Isaak non c’era più.

Attraversai la strada per andare in panetteria. Non sentivo i miei passi, né la neve sulla faccia. Isaak non c’era più. Invece c’era Karl, che chiacchierava con la ragazza dietro il banco. Al suono del campanello si girò e d’un tratto mi tornò in mente il nostro primo incontro, nella panetteria di Anneke: gli stessi aromi di zucchero cotto e vaniglia. Ma stavolta lo sguardo di Karl non mi scivolò addosso: lui corse verso di me e mi afferrò per le spalle. Vidi le sue mani, ma non le sentii.

«Dov’eri finita? Ero preoccupato!»

«Ero… sono dovuta andare in bagno. Che succede?»

Karl si guardò intorno, poi mi posò una mano sulle reni e mi guidò fuori dalla porta. «Cyrla, pensavo che fossi scappata.
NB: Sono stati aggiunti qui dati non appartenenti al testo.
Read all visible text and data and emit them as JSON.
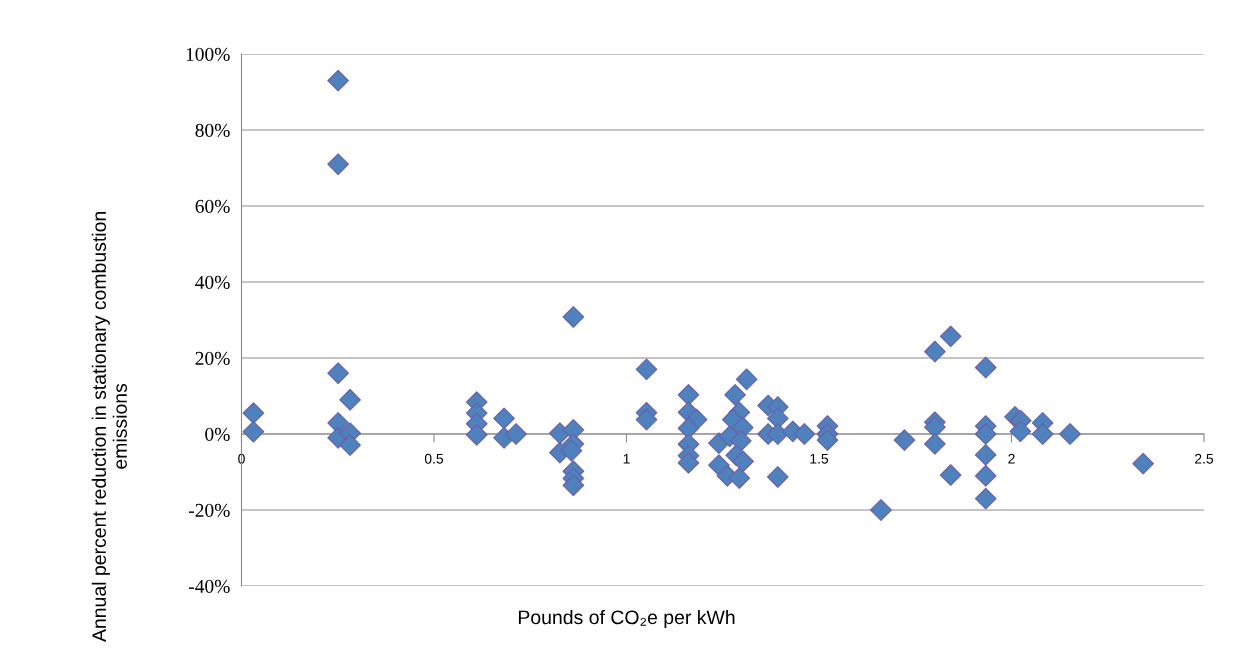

Avevo questa sensazione, a tavola, e quando sono arrivato qui e ho visto che non c’eri… mi sono preoccupato». Assunse un’espressione contrariata, ma era la rabbia che si concedono le mamme dopo che i figli gli hanno fatto prendere uno spavento. «Non farlo più. È pericoloso».

«Karl». Azzardai una leggera risata. «Sono solo andata in bagno, nient’altro».

Mi scrutò, e dovetti distogliere lo sguardo. «E va bene. Ma la prossima volta dimmi dove vai: la responsabilità è mia. Adesso andiamo a comprare quei panini».

Stupidamente accettai. Tornammo dentro, scelsi una dozzina di panini con i semi di cumino e guardai la Fräulein che li riponeva in una scatola di carta, mentre i pensieri correvano all’impazzata. Lui stava bene? Cosa voleva dire, che si era offerto volontariamente? Perché?

«Sessanta centesimi» disse la commessa e, senza pensarci, m’infilai una mano in tasca e ne trassi qualche moneta.

Monete. Karl le guardò sulla mia mano, e poi mi guardò in viso. Impallidii.